In the meantime, there’s a level of censorship, says Cummings, and the debate has moved on from prohibitions against “obscene” speech to “indecent” speech. Obscenity has been described as utterly without artistic value, but indecency can be less. How much less is what all the outrage is about.

“Indecency is expressing sexual conduct,” says Cummings. So, when U2 singer Bono said “f——- brilliant” on an NBC Golden Globes awards broadcast, the FCC originally said that it wasn’t indecent because it wasn’t describing a sex act. The agency subsequently reversed itself. Broadcasters have since asked the FCC to change its ruling, and permit the “F” word used as an adjective.

“Once you start drawing lines as to what is decent and indecent, or the religious right becomes the group that controls what content we have, I call it the lowest common denominator effect,” Cummings says.

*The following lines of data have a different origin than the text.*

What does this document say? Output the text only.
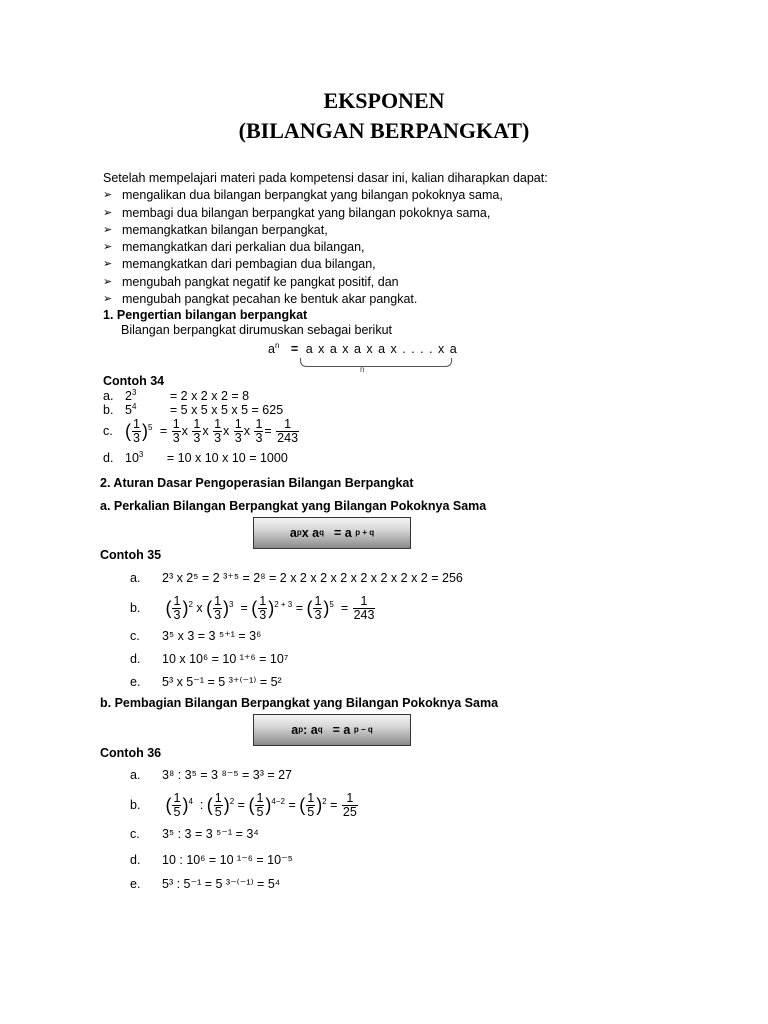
EKSPONEN
(BILANGAN BERPANGKAT)
Setelah mempelajari materi pada kompetensi dasar ini, kalian diharapkan dapat:
➢ mengalikan dua bilangan berpangkat yang bilangan pokoknya sama,
➢ membagi dua bilangan berpangkat yang bilangan pokoknya sama,
➢ memangkatkan bilangan berpangkat,
➢ memangkatkan dari perkalian dua bilangan,
➢ memangkatkan dari pembagian dua bilangan,
➢ mengubah pangkat negatif ke pangkat positif, dan
➢ mengubah pangkat pecahan ke bentuk akar pangkat.
1. Pengertian bilangan berpangkat
Bilangan berpangkat dirumuskan sebagai berikut
$a^n = a$ x a x a x a x . . . . x a
n
Contoh 34
a. $2^3$	= 2 x 2 x 2 = 8
b. $5^4$	= 5 x 5 x 5 x 5 = 625
c. ( $\frac{1}{3} )^5 = \frac{1}{3}$ x $\frac{1}{3}$ x $\frac{1}{3}$ x $\frac{1}{3}$ x $\frac{1}{3} = \frac{1}{243}$
d. $10^3 = 10$ x 10 x 10 = 1000
2. Aturan Dasar Pengoperasian Bilangan Berpangkat
a. Perkalian Bilangan Berpangkat yang Bilangan Pokoknya Sama
a p x a q = a
p + q
Contoh 35
a. 2³ x 2⁵ = 2 ³⁺⁵ = 2⁸ = 2 x 2 x 2 x 2 x 2 x 2 x 2 x 2 = 256
b. ( $\frac{1}{3} )^2$ x ( $\frac{1}{3} )^3$ = ( $\frac{1}{3} )^{2 + 3}$ = ( $\frac{1}{3} )^5 = \frac{1}{243}$
c. 3⁵ x 3 = 3 ⁵⁺¹ = 3⁶
d. 10 x 10⁶ = 10 ¹⁺⁶ = 10⁷
e. 5³ x 5⁻¹ = 5 ³⁺⁽⁻¹⁾ = 5²
b. Pembagian Bilangan Berpangkat yang Bilangan Pokoknya Sama
a p : a q = a
p − q
Contoh 36
a. 3⁸ : 3⁵ = 3 ⁸⁻⁵ = 3³ = 27
b. ( $\frac{1}{5} )^4$  : ( $\frac{1}{5} )^2$ = ( $\frac{1}{5} )^{4-2}$ = ( $\frac{1}{5} )^2 = \frac{1}{25}$
c. 3⁵ : 3 = 3 ⁵⁻¹ = 3⁴
d. 10 : 10⁶ = 10 ¹⁻⁶ = 10⁻⁵
e. 5³ : 5⁻¹ = 5 ³⁻⁽⁻¹⁾ = 5⁴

With indecency a matter of the latest FCC ruling, broadcasters may suffer from a chilling effect, says Cummings, who has represented Clear Channel (the San Antonio-based company that took Stern off its stations), but not in this matter. On June 9, Clear Channel agreed to pay a fine of $1.75 million to resolve indecency complaints against Stern. In 1995, during the Clinton administration, Infinity Broadcasting paid a $1.7 million fine to settle charges against Stern. The latest Stern settlement follows a $755,000 fine Clear Channel agreed to pay earlier this year for indecent chat on the Bubba the Love Sponge show. Clear Channel subsequently fired “Bubba,” disc jockey Todd Clem.

“This is one issue all the FCC commissioners are paying attention to,” Cummings says. “It’s politically sensitive; it has reached the electorate and they ( FCC commissioners) know that.”

“I think it’s politics,” says Buchanan Ingersoll’s Cooley. “It’s going to go with the ebb and tide of whatever administration is in office.”

Cummings says she doesn’t listen to Stern. “To be honest ... he’s a little gross to listen to. There’s a lot of magazines I don’t buy but would protect somebody’s right to read.”